Ufficialmente la mia storia di paziente è cominciata da poco, quando all’età di 34 anni ho ricevuto la diagnosi di rettocolite ulcerosa in fase moderata con displasia bassa. Non era la prima volta che sentivo parlare di questa malattia. Solo che avevo fatto finta di niente, o quasi. Quando erano arrivati i primi sintomi, infatti – circa sette anni fa – avevo preferito non dar loro troppo peso. Già era stato difficile fare i conti con una colonscopia: l'avevo sofferta tantissimo, era stata un'esperienza traumatica per me. Me l'aveva suggerita un chirurgo cui mi ero rivolta, più che altro per scrupolo: facevo sangue quando andavo in
bagno e credevo fossero solo emorroidi. Invece proprio dopo quell’esame ho sentito parlare per la prima volta di “sospetta rettocolite ulcerosa”.
Sembra assurdo a ripensarci, ma è stato così: semplicemente rifiutavo l'idea di non essere come gli altri, di aver problemi anche solo per andare al ristorante.
Poi però mi sono aggravata e sono stata malissimo. E dunque è arrivato il momento di fare i conti con quello che per anni avevo ignorato. La diagnosi stavolta è stata certa, quel “sospetta” è scomparso, così come sono scomparsi negli anni alcuni amici e fidanzati: non è facile stare vicino a chi ha una malattia come questa.
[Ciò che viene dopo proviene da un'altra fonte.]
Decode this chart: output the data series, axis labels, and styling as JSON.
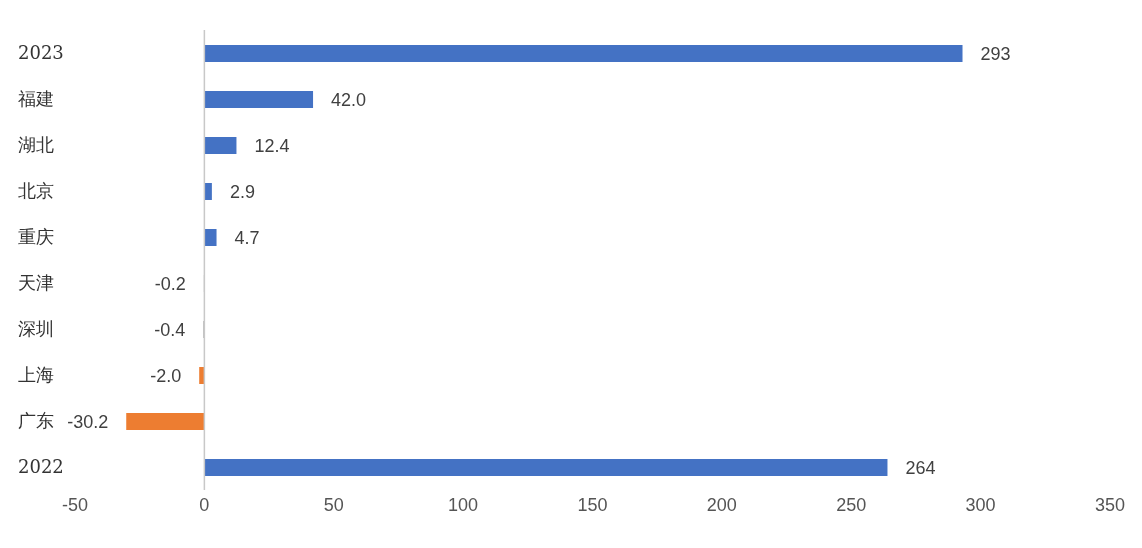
{
  "chart_data": {
    "type": "bar",
    "orientation": "horizontal",
    "categories": [
      "2023",
      "福建",
      "湖北",
      "北京",
      "重庆",
      "天津",
      "深圳",
      "上海",
      "广东",
      "2022"
    ],
    "values": [
      293,
      42.0,
      12.4,
      2.9,
      4.7,
      -0.2,
      -0.4,
      -2.0,
      -30.2,
      264
    ],
    "value_labels": [
      "293",
      "42.0",
      "12.4",
      "2.9",
      "4.7",
      "-0.2",
      "-0.4",
      "-2.0",
      "-30.2",
      "264"
    ],
    "colors": [
      "#4472c4",
      "#4472c4",
      "#4472c4",
      "#4472c4",
      "#4472c4",
      "#a5a5a5",
      "#a5a5a5",
      "#ed7d31",
      "#ed7d31",
      "#4472c4"
    ],
    "xlim": [
      -50,
      350
    ],
    "xticks": [
      -50,
      0,
      50,
      100,
      150,
      200,
      250,
      300,
      350
    ],
    "legend": false
  }
}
Se non mangi tutto quello che ti offrono, se dici di aver dolore, pensano piuttosto che tu sia una ragazza viziata.
In effetti, per certi versi la malattia è quasi invisibile agli altri, e chi non la vede non può capire, né starti accanto. Non mia madre però, che mi ha vista davvero e mi ha sempre sostenuta. E oggi, dopo aver lungo ignorato la malattia, anche io non fingo più e soprattutto non mi nascondo più. Non mi devo vergognare se ho mal di pancia, se non riesco a mangiare. Così, oltre a evitare quello che so che mi potrebbe far star male, conduco una vita sana fatta di lunghe passeggiate e zero fumo e alcol. Insomma, non ho rinunciato a nulla. Convivo con questa “bestiolina”, è vero, ma non mi sento diversa dagli altri. Forse aver fatto pace con una diagnosi difficile fa bene anche alla mia malattia. Ma trovo ancora assurdo giustificarmi quando mi chiedono, ogni volta, perché non bevo caffè.